W "Utopcach", które stanowią już piątą część cyklu o Lipowie dzieją się rzeczy niezwykłe. Wkrada nam się duża dawka słowiańskiego folkloru w postaci wampira. Potwora zidentyfikowała niezwykle charyzmatyczna oraz (dla niektórych nadmiernie) uduchowiona chórzystka, która przecież pochówek wampiryczny pozna z zamkniętymi oczami.
Po odkopaniu szkieletu ginie bez śladu ojciec wraz z synem. Jednak nie wszyscy poddali się magii wampira ślepo wierząc, że zaginięcie zostało spowodowane przerwanym spoczynkiem bestii. Dlatego obejmujący obecnie wysokie stanowisko Olaf, który stracił wtedy ojca i brata zleca prowadzenie śledztwa w tajemnicy Klementynie, Danielowi oraz Emilii. Cena za rozwiązanie zagadki jest wysoka- trójka śledczych ma szansę uratować przed likwidacją maleńki komisariat w Lipowie.

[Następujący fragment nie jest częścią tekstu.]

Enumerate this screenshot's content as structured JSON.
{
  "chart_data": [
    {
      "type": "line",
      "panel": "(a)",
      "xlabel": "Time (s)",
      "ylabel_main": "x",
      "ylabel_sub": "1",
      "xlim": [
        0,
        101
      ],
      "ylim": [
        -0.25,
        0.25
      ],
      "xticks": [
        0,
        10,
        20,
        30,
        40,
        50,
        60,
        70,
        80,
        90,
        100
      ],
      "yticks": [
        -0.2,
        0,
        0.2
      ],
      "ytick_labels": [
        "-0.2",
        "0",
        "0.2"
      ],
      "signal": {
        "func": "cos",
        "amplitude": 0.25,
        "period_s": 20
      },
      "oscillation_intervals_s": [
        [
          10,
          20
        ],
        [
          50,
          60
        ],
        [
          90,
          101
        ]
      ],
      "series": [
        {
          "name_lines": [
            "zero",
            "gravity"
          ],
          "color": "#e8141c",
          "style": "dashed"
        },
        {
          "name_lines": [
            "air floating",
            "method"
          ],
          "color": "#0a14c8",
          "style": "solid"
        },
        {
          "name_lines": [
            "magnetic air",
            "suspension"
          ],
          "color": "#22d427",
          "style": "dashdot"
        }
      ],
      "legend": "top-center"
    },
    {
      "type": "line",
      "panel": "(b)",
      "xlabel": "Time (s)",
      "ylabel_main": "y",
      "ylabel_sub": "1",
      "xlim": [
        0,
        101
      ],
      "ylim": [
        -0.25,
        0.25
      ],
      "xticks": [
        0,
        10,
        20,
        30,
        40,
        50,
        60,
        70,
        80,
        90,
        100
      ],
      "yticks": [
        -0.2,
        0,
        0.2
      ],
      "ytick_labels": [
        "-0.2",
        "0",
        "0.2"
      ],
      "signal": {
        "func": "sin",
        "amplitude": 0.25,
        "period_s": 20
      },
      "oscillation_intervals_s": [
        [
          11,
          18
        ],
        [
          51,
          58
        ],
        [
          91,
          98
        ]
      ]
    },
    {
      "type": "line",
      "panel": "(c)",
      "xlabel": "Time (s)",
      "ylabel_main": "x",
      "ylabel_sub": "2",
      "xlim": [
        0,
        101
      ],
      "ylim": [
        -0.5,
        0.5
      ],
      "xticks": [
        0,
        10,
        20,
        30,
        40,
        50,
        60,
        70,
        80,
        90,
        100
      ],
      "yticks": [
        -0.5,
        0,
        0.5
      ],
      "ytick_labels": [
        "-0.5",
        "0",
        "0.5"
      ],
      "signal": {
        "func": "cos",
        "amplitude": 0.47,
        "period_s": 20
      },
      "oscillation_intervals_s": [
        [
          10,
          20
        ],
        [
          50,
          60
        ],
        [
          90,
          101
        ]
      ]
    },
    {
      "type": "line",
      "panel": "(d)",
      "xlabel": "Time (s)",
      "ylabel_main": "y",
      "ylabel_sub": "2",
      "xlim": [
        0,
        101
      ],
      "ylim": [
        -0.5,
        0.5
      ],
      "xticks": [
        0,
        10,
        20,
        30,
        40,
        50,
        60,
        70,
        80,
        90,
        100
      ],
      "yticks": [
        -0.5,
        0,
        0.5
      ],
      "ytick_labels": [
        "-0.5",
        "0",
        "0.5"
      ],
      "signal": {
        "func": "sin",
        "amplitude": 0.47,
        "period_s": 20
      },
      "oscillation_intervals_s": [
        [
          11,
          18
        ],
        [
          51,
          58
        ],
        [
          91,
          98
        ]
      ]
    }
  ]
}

Już na pierwszej stronie jesteśmy świadkami przesłuchania, z którego wynika, że jedna osoba z naszej wybranej trójki dopuściła się czynu, który musi podlegać śledztwu. To sprawia, że dodatkowo oprócz śledzenia rozwiązywania zagadki wampira pędziłam przez strony, sprawdzając opisane daty, aby dowiedzieć się, CO SIĘ STAŁO?! Ten tom na razie zajmuje u mnie pozycję najciekawszego. Niezwykle wciąga, a polska wieś stopniowo dzieli się swoimi sekretami z przyjezdnymi.
Nie mam niestety zdjęcia książki, więc mam nadzieję, że tematycznie wystarczy Ramzes aka Małe Zło w roli wampira.